In politics it is obvious that a town meeting in New England is a long way from the U.S. Congress. Both are collective activities; both are, broadly speaking, forms of democracy. But the folks voting on where to put the new town dump are acting on information that is very close at hand. They know the area. And they don’t want to put the dump in the wrong place, because they are the ones who will have to live with it. If they put it upwind of the town, for example, the rest of the town will regard them as idiots and probably tell them so. And they will be very attentive to the costs, too, because they are the ones that will have to pay for it.
The U.S. Congress, on the other hand, is usually far removed from both facts and consequences. Members of Congress routinely vote on legislation that they haven’t even read. Not only do they readily vote to spend other people’s money, they often spend money that hasn’t even been earned yet by taxpayers who have not yet been born. And recently, they went along with a war in a country they’d never been to, for reasons they didn’t understand, paid for with money they didn’t have, and fought by soldiers who were not their own sons and daughters.

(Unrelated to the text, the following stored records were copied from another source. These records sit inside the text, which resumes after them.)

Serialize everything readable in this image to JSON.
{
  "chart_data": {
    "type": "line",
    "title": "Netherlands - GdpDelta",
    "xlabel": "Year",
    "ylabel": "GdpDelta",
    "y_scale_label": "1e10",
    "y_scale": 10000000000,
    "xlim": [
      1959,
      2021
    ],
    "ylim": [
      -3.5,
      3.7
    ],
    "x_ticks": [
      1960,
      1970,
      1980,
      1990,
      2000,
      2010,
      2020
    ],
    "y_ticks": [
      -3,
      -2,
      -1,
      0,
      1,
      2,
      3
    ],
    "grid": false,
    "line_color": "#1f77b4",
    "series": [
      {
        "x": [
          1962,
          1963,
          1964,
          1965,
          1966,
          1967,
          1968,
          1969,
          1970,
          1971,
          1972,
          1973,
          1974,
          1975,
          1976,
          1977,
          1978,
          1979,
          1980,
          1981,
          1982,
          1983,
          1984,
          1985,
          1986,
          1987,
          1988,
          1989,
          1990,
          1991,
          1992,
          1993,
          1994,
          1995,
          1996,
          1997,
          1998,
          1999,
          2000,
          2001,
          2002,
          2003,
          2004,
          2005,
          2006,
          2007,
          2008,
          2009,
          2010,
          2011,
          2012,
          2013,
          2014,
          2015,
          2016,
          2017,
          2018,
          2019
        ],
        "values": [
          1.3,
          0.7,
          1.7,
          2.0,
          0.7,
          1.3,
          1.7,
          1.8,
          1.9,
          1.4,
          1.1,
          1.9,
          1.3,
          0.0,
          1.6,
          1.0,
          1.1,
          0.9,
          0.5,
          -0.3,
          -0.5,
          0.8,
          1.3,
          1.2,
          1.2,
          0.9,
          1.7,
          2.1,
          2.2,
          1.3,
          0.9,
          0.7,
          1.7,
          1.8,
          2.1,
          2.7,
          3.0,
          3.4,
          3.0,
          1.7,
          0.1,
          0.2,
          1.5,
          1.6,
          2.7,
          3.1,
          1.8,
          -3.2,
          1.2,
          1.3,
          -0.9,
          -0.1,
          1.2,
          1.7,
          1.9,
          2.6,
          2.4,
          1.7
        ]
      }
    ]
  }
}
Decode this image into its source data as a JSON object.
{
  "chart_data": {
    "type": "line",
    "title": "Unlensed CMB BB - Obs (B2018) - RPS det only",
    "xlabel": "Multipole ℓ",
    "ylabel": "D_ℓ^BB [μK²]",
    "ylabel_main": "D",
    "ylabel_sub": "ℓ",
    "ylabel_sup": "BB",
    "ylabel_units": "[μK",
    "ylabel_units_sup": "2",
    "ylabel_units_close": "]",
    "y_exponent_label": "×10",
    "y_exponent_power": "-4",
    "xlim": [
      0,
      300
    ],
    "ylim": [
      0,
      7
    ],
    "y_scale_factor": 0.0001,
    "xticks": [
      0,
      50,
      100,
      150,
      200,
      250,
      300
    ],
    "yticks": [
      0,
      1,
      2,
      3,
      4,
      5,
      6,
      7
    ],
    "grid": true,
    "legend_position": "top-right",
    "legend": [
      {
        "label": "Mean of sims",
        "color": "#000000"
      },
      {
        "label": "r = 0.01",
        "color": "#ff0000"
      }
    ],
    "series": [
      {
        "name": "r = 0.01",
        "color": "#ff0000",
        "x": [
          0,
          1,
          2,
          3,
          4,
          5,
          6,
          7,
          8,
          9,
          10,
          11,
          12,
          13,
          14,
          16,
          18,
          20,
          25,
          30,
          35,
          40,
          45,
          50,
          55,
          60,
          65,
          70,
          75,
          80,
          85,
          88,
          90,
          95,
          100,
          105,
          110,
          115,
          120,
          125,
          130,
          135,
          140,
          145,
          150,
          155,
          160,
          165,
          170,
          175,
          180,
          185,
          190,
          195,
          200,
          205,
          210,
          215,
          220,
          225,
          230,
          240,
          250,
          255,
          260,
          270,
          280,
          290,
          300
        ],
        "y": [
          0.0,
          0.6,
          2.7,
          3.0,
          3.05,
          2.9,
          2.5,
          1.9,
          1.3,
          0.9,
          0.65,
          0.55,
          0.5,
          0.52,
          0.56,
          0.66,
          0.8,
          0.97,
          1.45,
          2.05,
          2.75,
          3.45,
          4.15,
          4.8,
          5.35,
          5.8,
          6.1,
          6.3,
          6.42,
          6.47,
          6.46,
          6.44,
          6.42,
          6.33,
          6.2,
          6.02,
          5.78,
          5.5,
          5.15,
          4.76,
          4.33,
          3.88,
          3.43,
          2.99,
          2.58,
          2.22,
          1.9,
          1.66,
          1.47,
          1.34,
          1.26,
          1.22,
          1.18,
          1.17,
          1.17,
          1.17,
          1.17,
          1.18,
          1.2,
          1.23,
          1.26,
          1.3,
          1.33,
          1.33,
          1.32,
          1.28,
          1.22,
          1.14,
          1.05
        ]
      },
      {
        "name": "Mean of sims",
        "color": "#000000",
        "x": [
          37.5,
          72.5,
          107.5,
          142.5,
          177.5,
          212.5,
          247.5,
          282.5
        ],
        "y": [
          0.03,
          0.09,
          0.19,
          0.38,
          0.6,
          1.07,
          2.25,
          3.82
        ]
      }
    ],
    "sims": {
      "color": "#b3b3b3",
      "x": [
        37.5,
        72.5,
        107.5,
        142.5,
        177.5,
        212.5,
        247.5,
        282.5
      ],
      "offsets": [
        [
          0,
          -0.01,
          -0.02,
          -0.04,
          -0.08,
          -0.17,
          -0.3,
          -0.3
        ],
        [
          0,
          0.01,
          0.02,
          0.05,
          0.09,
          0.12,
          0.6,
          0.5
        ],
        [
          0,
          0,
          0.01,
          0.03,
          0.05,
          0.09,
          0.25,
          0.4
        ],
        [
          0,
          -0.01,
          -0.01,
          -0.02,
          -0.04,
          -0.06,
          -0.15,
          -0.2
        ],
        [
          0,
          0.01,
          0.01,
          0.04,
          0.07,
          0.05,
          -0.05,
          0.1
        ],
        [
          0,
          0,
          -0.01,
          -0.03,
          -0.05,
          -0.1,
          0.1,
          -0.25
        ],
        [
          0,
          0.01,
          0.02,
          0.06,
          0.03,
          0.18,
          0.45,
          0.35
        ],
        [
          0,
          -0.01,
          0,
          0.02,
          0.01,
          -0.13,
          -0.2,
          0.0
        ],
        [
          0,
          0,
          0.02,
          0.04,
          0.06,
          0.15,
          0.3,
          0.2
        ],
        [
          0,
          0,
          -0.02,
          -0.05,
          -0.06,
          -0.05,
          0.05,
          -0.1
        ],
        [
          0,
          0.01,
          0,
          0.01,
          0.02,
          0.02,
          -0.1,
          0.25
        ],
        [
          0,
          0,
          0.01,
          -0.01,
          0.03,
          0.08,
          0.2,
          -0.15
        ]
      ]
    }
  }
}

In ancient Rome, engineers were forced to stand under the arches they had designed when the scaffolding was removed. And in ancient Greece, not only did the sons of the assemblymen go out to fight, so did the leaders themselves. Not only that, the oldest veterans were put on the front lines!
If Americans wanted to make their government more responsible, they would force congressmen to put all their wealth in U.S. dollar bonds…and serve in every war they start. How long would American troops remain in Baghdad, we wonder, if each member of Congress were forced to serve a tour of duty there?
Our general rule works for investments too. The further you get away from them… and the less you suffer the consequences… the worse your investments will be. That’s why ‘collective’ investments are usually so bad. The investor himself does not take the responsibility for making decisions – removing him entirely from the facts – and managers do not suffer the consequences. These investments – index-linked funds, mutual funds, hedge funds – are just ways of being ‘in The Market,’ – not ways of making serious investments. And since the rate of returns you will get are always reduced by the managers’ fees, you’ll always – over time and on the average – get less than the market itself. And as we pointed out, getting ‘The Market’ is not getting much. Stocks go up and down. You go through a complete cycle – paying fees, taxes, commissions and adjusting for inflation – and you are usually about where you began.
Hedge-funds are a special case. Their ‘I win, You lose’ fee structures are so aggressive that the average hedge fund investor is almost bound to lose money. Even when the fund makes money, the manager takes a large chunk of the winnings. And, of course, when it loses money, he takes none of the losses. Since the average fund is likely to get average results, the average fund investor is likely to end up with less – not more – money.
Felix Dennis, publisher of Maxim magazine among other things, has a house on St. Barts. The luxury island is a playground for the rich and famous. Felix says that when he got to know his neighbors, he found that they were almost all hedge fund managers. ‘Where are the hedge fund customers?’ he wanted to know.”
Ater we made this speech, our old friend, John Mauldin came up and corrected us:
“You’re all wrong about hedge funds,” said he. “Some of them do make a lot of money. But they’re like stocks. The best ones are not available to you. And as you pointed out, you would have to work pretty hard to find the ones that will do well. The average hedge fund is no different from the average stock. On a good day, it will probably lose money for its owners. On a bad one, it will wipe them out.”